Summary: The history as presented in the title.
My Thoughts: As good as advertised.
There were several points in this book of which I had never thought. I had never seen tobacco cards described as pocket-sized billboards, but as far as the tobacco companies were concerned, they met the same goal. I had never considered the idea that the tobacco companies used the images of ballplayers without their consent, or paying them. From the very early pages and the early history of the intertwining of baseball and advertising through to the modern day, I learned something new.
That said, it was interesting to predict what was coming next: Ty Cobb, Babe Ruth, radio, television, etc. The author throws a few well-placed curveballs, like focusing on the issues of race during the height of the Negro Leagues and into the post-Jackie Robinson years. Even language plays a role in this production. How have Latino players been perceived through time? Have they been properly included and effectively used to reach the masses?

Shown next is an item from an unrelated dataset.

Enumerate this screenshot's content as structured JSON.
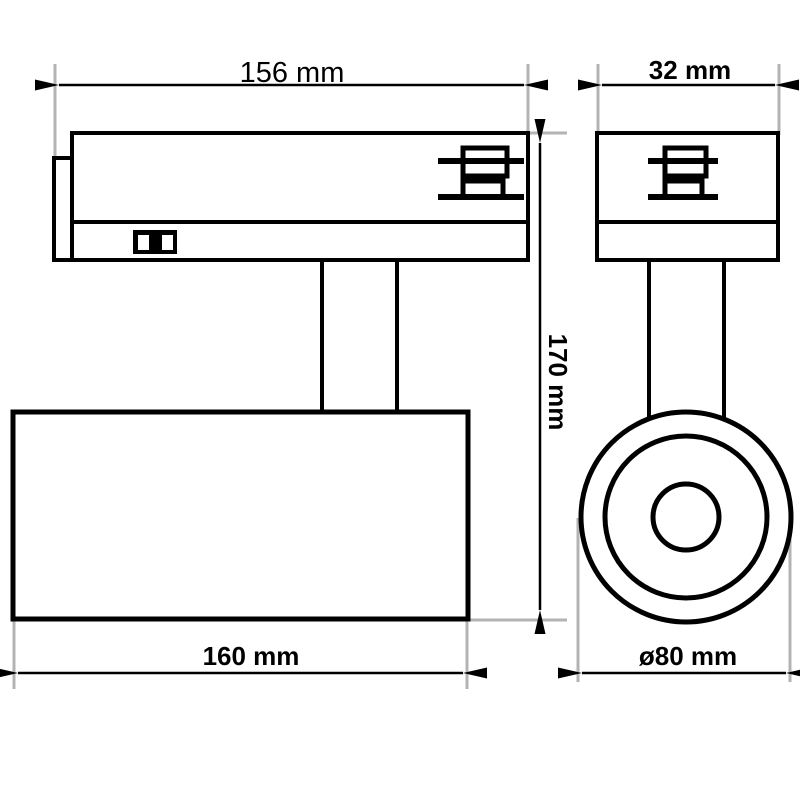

This is just a personal taste thing, but I found the lengthy page count spent on Derek Jeter to be somewhat too long. I just don't get it. Maybe if I watched Jeter every day as a Yankees fan, I could see what New Yorkers see, but he just never came across to me as the star he's made out to be. About half way through the chapter I'd had enough. The author made her point - he was the everyman, not black, not white, marketable to everybody - but I checked out.
The book is replete with tales of how we got to this point, of how baseball players transcended their sport to become cultural icons known for catchphrases, for never-to-be-forgotten TV spots and linkages to everything from Nuxated Iron to Viagra.